Perry Cantarutti, SkyTeam’s CEO said,
“Delays and cancellations are a fact of life in travel, but with SkyTeam Rebooking we are tackling the issue head-on to deliver more seamless service to customers, especially when their journey doesn’t go as planned… Irregular operations are a moment of truth for airlines and a critical opportunity to demonstrate customer centricity. Since the roll out of SkyTeam Rebooking began, thousands of passengers have been helped by our members thanks to this new technology.”
SkyTeam Rebooking is being rolled out in two phases, with the service available now in 21 countries, across Europe, the Middle East, Africa, Asia and Latin America. The second phase, due to be completed in late 2018 will cover the US and Canada.
How does SkyTeam Rebooking work?
Customers of any SkyTeam member airline will be able to get help from another member airline’s ticket agent.
When a customer seeks assistance at an airport, SkyTeam Rebooking allows the airline’s ticketing agent to quickly access the original or an active copy of the customer itinerary to rebook and reissue an electronic ticket regardless of which SkyTeam carrier sold the ticket or which reservation system hosts the booking.

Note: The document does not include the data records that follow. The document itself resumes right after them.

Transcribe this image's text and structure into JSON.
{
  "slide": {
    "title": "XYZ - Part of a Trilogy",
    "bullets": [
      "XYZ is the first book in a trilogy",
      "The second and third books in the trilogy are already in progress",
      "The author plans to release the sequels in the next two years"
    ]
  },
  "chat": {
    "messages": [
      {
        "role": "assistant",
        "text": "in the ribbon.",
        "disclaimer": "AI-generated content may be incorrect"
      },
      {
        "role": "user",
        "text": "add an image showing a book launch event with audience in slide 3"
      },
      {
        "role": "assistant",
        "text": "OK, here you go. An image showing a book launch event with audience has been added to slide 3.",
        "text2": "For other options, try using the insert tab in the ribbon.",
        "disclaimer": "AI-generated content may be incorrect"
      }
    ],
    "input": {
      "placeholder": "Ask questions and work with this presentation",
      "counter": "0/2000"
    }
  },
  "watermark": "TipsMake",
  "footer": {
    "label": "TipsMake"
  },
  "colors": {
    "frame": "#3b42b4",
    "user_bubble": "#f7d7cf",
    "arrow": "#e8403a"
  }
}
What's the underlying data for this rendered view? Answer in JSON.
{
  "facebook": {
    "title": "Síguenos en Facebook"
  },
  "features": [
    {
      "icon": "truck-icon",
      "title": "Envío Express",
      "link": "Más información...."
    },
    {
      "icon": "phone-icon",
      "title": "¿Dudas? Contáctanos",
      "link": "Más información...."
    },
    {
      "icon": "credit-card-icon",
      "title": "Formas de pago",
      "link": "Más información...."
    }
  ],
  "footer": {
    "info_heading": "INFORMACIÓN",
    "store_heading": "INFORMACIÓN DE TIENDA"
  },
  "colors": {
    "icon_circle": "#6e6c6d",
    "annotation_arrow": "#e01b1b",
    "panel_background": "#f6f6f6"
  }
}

The SkyTeam Rebooking policy prioritizes getting the passenger on the next best available flight, in the same ticketed cabin and airline, on the same day, whenever possible.
The customer is provided with a printed confirmation of the new itinerary and an electronic ticket. Rebooking and ticketing on the new flight happens in just a few minutes.
Anything that makes solving delays and cancellations easier is good news as far as I’m concerned. Most frequent travellers are all too familiar with things going wrong (especially last week!), but how companies deal with those challenges really can make a big difference.